幼虫は通常細長い円筒形で、本来の付属肢はない。頭は楕円形で、眼、触角、左右に開く大腮や、そのほか多くの付属器官があり、これらの微細な形態が幼虫の分類に使われる。口のすぐ後ろには前擬脚と呼ぶ1つの突起があり、その先端には多くの細かい爪があって付属肢の様に利用する。腹部末端にも1対の脚があり、やはり先端に爪があり体を固定したりすのに役に立っている。また通常、体の後端には数対の肛門鰓をもっており、ユスリカ属 Chironomus など一部のグループには腹部にも血鰓(けっさい:血管鰓とも言う)を有するものもある。
川や用水路などで発生するが、特に生活排水などで汚れた「どぶ川」では大量発生することがある。ドブの泥を集めて棲管を作り、そこから上半身をのりだしてゆらゆらするのがよく見られる。ただし、種数からすればドブにすむものはごく一部で、富栄養化の進んでいない普通の川や池沼、あるいは清流にすむものも多い。ウミユスリカ類の幼虫は潮間帯や珊瑚礁に棲む。また渓流の落ち葉に潜り込むもの、岩の上に棲管を張り付かせるもの、わずかに水が流れる岩の上に棲むもの、土壌中に棲むもの、その他、特殊な生息場をもつものも知られている。周囲の泥や砂をつづって巣を作るものもあり、ナガレユスリカ属のように巣の入り口に特殊な縁飾りを作るものや、トビケラ目に似た可携巣を作るものなどがある。食生はデトリタスを食べるものが多いと考えられるが、モンユスリカ亜科のように肉食のものや、他の水生昆虫に寄生するものなどもある。蛹は蚊のそれであるオニボウフラを細長くしたような姿で、水面に泳ぎ上がって、水面で羽化が行なわれる。
羽化した成虫は川の近くで、たくさん柱状に集まって飛んでいることがよくある。 いわゆる「蚊柱」をつくっている虫である。蚊柱は、1匹の雌と多数の雄で構成されている。
[編集] 人間とのかかわり
人を刺すことはなく、水に棲む幼虫が、泥中や水中の有機物から体を作り、やがて成虫となって水外に飛び去ることで、川や池などの浄化に役立つという意味では基本的に益虫であるといえる。
しかし、生活排水による川の汚れなどにより、川の富栄養化が進むと大量発生して害となる。川のそばを歩くのも困難なほど大量発生すると、川の近隣住宅においては、洗濯を干せない、窓を開けられないといった問題が起きる。こうした、ユスリカの大量発生による問題は、全国各地の川や、池のある公園などでも起きており、琵琶湖や霞ヶ浦におけるオオユスリカの大発生などがよく知られており、発生場所を有する各自治体などはユスリカ対策に悩まされることになる。

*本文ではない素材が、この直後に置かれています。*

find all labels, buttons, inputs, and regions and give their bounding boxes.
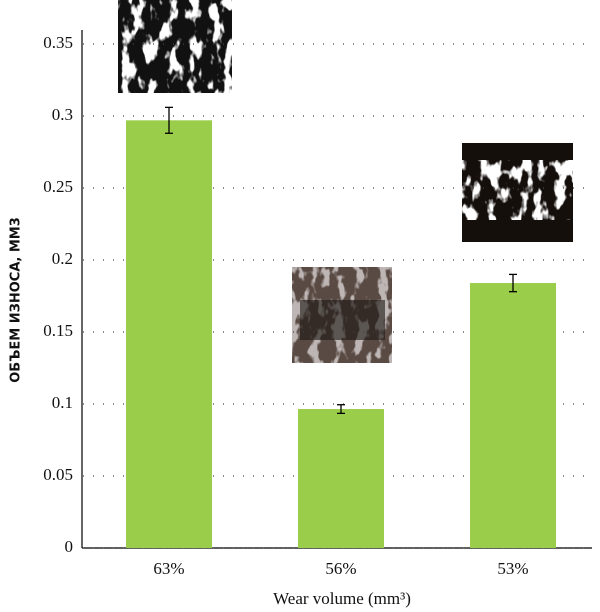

また単に不快というだけでなく、ユスリカを抗原としたアレルギー性の鼻炎や「ユスリカ喘息」と呼ばれる呼吸器疾患も知られている。これらの疾患は、大量発生したユスリカが交尾産卵して死滅した後、死骸が風化する過程の微細な粒子が、空気中に浮遊したり家屋内に堆積し、それらを人が吸引することで起こると考えられている。したがってユスリカが大量発生する場所の住民に多く発症する可能性が高い疾患であるが、特殊な例では、ユスリカの幼虫を魚の餌に加工する仕事をしている人にも同様の疾患が見られた例があるという。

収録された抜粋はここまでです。